Look, I know we all do it, we’ve all done it. I’ve been there, university the day or night before a deadline is due, smashing out some coursework. But we also know it’s stupid, we know it’s not the right way to do things. That if we used the timeframe we were given, and planned properly, then we’d get a much better result. So honestly it’s too late, but you’re probably going to be tempted to try something extreme, to cram everything into the short space of time you have left. But that’s only going to be detrimental to what you want to achieve, especially in the long run. If you suddenly try and lose a stone with some horrendous crash diet before the wedding, well you might fit better in that dress, but how are you going to look, how are you going to feel when it comes to the actual day? And think of what happens after wedding day, or even during, with the eating and drinking. Think of how your body going to react to those two extremes. If you suddenly try and plough through three or four big runs before the half marathon at the weekend, how is your body going to feel when you get to that half marathon? Your body won’t be able to cope, an untrained body put through that amount of work in that little time, with no preparation. It’s definitely not going to be beneficial. The week or two before whatever it is, should really be the easiest two weeks of your programme. The hard work should already be done, the foundations solid, and now you’re just making sure your body is at ease, relaxed and ready.

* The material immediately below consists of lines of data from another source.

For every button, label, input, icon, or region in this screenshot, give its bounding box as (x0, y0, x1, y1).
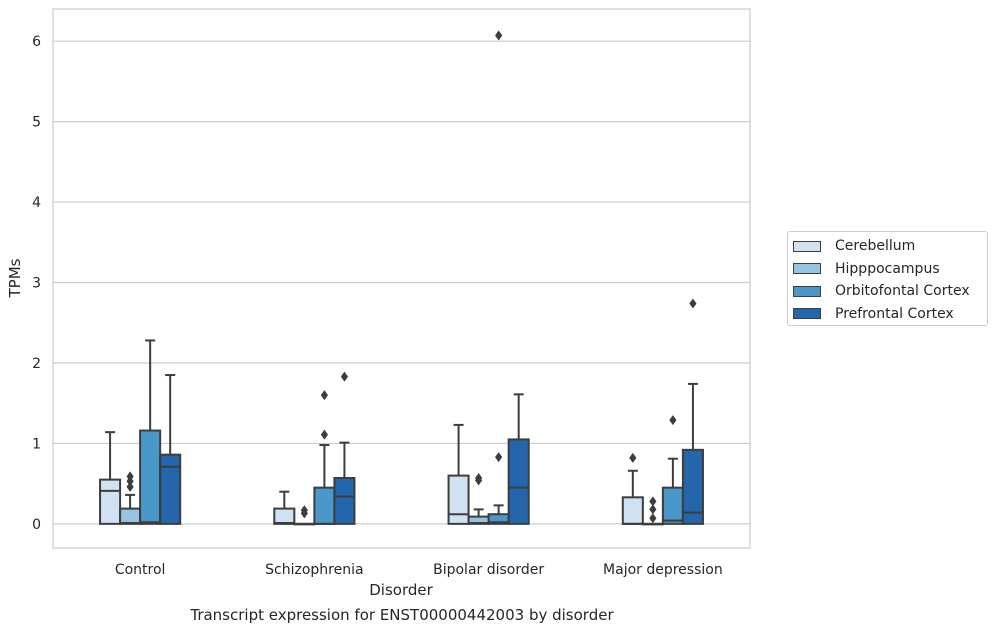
box-iqr (313, 486, 336, 525)
outlier-point (669, 415, 677, 426)
box-1-4 (621, 452, 644, 525)
box-1-1 (99, 431, 122, 525)
boxes-layer (99, 30, 704, 526)
box-iqr (139, 429, 162, 525)
legend-swatch (793, 240, 821, 252)
legend-item: Prefrontal Cortex (788, 303, 987, 326)
legend-label: Cerebellum (835, 238, 916, 255)
outlier-point (340, 371, 349, 382)
y-tick-label: 2 (32, 356, 41, 372)
box-3-2 (313, 390, 336, 525)
outlier-point (649, 504, 657, 515)
x-tick-label: Major depression (603, 562, 723, 578)
outlier-point (126, 481, 134, 492)
outlier-point (649, 496, 657, 507)
box-4-1 (159, 374, 182, 525)
outlier-point (649, 513, 657, 524)
legend-swatch (793, 263, 821, 275)
box-iqr (661, 486, 684, 525)
box-4-3 (507, 393, 530, 525)
y-tick-labels: 0 1 2 3 4 5 6 (32, 34, 41, 533)
chart-caption: Transcript expression for ENST0000044200… (190, 606, 614, 624)
x-axis-label: Disorder (369, 581, 433, 599)
plot-area-frame (52, 8, 751, 549)
x-tick-label: Schizophrenia (265, 562, 363, 578)
legend-label: Prefrontal Cortex (835, 305, 954, 322)
box-iqr (681, 448, 704, 525)
box-2-3 (467, 473, 490, 525)
legend-item: Cerebellum (788, 235, 987, 258)
box-iqr (99, 478, 122, 525)
outlier-point (689, 298, 697, 309)
y-tick-label: 1 (32, 436, 41, 452)
y-tick-label: 5 (32, 115, 41, 131)
outlier-point (320, 429, 328, 440)
box-iqr (159, 453, 182, 525)
box-4-2 (333, 371, 356, 525)
outlier-point (629, 452, 637, 463)
box-3-1 (139, 339, 162, 525)
box-iqr (333, 477, 356, 525)
box-iqr (447, 474, 470, 525)
legend-label: Hipppocampus (835, 260, 940, 277)
box-iqr (507, 438, 530, 525)
x-tick-label: Control (115, 562, 166, 578)
legend-swatch (793, 285, 821, 297)
outlier-point (126, 471, 134, 482)
legend-swatch (793, 308, 821, 320)
legend-label: Orbitofontal Cortex (835, 283, 970, 300)
box-1-3 (447, 423, 470, 525)
y-tick-label: 4 (32, 195, 41, 211)
y-tick-label: 6 (32, 34, 41, 50)
outlier-point (495, 452, 503, 463)
outlier-point (300, 505, 308, 516)
legend-item: Hipppocampus (788, 258, 987, 281)
outlier-point (320, 390, 328, 401)
box-iqr (621, 496, 644, 525)
outlier-point (475, 473, 483, 484)
y-tick-label: 3 (32, 276, 41, 292)
x-tick-labels: Control Schizophrenia Bipolar disorder Majo… (115, 562, 723, 578)
legend-item: Orbitofontal Cortex (788, 280, 987, 303)
box-1-2 (273, 490, 296, 525)
legend: Cerebellum Hipppocampus Orbitofontal Corte… (787, 231, 988, 326)
y-axis-label: TPMs (6, 258, 24, 298)
x-tick-label: Bipolar disorder (433, 562, 544, 578)
box-4-4 (681, 298, 704, 525)
box-3-4 (661, 415, 684, 525)
outlier-point (495, 30, 503, 41)
y-tick-label: 0 (32, 517, 41, 533)
box-iqr (273, 507, 296, 525)
box-iqr (119, 507, 142, 525)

I’ve said it before, we’re too impatient, and that’s part of the problem. We need, and I’ll say it again, and again, and again, we need to start thinking long term. Sensible timeframes, sensible deadlines, sensible goals, sensible steps towards them. You can’t achieve things overnight, certainly not with your body, that’s not really how your body works. Not with complicated things like this, it needs time to adapt, so plan that time for your body to adapt. Make it as easy as possible on your body, and as I’ve said before as well, consequently as easy as possible on your mind. If you’re cramming everything in last minute, that’s so much stress for your mind to put up with. But if you’ve taken your time, it’s relaxing. Well, it’s relatively relaxing, it’s easier. Your mind can cope better, and you’re not making radical changes that your mind and body are going to rebel against.

If you want to lose weight, give yourself at least 6 months to achieve it. That’s when you’re going to see real noticeable change. If you want to run a marathon, give yourself at least 3 months to train for it. And that’s probably still for seasoned exercise goers. Think long term, plan long term, especially for big events like that, especially for big events where you have plenty of notice. Your mind and body will thank you.